The Hills Market has been a great supporter of Mobile Food in Columbus. Last year, they hosted a very well attended Mobile Foodie Fair. This year, they are starting out strong by offering not one, but two mobile food cooking classes. This serves two purposes. It breaks up the “meh” of winter with a new twist on cooking in the kitchen. The second purpose is to promote trucks in the off-season when they could use some (good not freezing) exposure and maybe a bit of catering revenue. Cure your curiousity about Mobile Cuisine and come to the Hills Market to meet, greet and eat with the guys behind the truck window or cart. Please sign up soon to help keep mobile food going in the wintertime.

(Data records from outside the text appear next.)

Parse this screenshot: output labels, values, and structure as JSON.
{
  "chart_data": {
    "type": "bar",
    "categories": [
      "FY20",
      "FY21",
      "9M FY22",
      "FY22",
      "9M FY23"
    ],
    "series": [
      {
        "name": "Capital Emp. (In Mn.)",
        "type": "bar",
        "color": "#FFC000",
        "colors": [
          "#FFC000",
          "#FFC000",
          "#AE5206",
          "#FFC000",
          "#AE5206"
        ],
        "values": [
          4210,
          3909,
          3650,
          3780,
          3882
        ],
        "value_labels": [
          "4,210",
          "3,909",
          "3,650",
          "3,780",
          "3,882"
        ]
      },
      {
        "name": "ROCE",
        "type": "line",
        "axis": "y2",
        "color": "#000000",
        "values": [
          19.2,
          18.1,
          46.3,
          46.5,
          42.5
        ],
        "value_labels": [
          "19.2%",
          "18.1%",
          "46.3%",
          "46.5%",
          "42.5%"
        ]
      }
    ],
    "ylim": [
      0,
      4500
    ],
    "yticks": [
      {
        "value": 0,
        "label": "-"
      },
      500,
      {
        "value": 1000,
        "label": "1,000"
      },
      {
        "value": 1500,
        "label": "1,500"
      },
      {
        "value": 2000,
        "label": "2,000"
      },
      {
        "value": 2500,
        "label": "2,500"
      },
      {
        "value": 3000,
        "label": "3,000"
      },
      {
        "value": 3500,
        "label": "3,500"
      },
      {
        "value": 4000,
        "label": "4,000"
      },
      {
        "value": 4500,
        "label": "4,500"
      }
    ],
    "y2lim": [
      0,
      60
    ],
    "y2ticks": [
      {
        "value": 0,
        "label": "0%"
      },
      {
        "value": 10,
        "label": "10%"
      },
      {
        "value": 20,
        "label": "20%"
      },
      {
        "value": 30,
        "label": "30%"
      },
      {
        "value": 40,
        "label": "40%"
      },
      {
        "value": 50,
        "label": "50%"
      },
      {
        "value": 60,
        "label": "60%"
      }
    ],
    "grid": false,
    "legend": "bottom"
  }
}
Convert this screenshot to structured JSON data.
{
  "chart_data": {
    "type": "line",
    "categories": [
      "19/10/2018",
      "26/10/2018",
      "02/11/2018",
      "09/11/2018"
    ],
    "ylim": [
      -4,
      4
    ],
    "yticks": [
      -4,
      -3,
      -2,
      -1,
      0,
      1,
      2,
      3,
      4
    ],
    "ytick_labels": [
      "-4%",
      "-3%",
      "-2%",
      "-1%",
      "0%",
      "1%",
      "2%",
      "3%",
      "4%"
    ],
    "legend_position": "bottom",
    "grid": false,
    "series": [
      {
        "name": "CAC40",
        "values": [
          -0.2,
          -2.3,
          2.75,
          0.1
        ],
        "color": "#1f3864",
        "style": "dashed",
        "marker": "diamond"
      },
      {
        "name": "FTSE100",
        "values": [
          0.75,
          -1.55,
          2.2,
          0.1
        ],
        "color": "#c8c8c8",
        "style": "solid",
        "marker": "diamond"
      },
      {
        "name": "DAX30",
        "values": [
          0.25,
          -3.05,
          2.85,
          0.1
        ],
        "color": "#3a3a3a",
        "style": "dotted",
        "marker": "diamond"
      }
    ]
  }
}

Reservations required by January 15th. Call 614.846.3220
Hills Market, Tuesday January 17th.
Cooking Class: A Trio of Trucks | 6:30 p.m. | $25
The Hills Market kitchen will feature the talent behind three of our city’s best mobile food vendors: Hot Pita, Pitabilities and Kolache Republic.
Participants will start out in the kitchen for a one-hour demonstration class. Afterwards, Hills will serve a three course meal (complete with beer pairings from the folks at Elevator Brewing Company) in the Wine Department. The class is $25 per person and includes food and beer pairings.
Menu
• A Trio of Hummus: Hot Pita’s Truffle, Goat Cheese and Sun-Dried Tomato Hummus
• Pitabilities presents a Buffalo Chicken Pita featuring their signature bèlla sauce
(perfect for Super Bowl entertaining!)
• Kolache Republic Kolaches with fillings to include nuts, cheese and fruit.
Cooking Class: Angie Theado of The Coop |February 28th | 6:30 p.m. | $35
Angie Theado of The Coop Food Truck presents three favorites from the Clintonville-based truck. Participants will start out in the kitchen for a one-hour demo. Afterwards, a three course meal (complete with wine pairings) in the Wine Department. The class is $45 and includes food and wine pairings.
Menu:
• Duck Livers paired with a Winter Salad
• Seared Duck Breast with Shiitakes, Baby Bok Choy, Udon Noodles and Fried Duck Egg with a Mushroom Broth
• Ginger-Poached Pear with a Lemongrass-Orange Duck Egg Zabaglione with Caramelised Duck Skin.

We had a great turn out for the class – 24 people!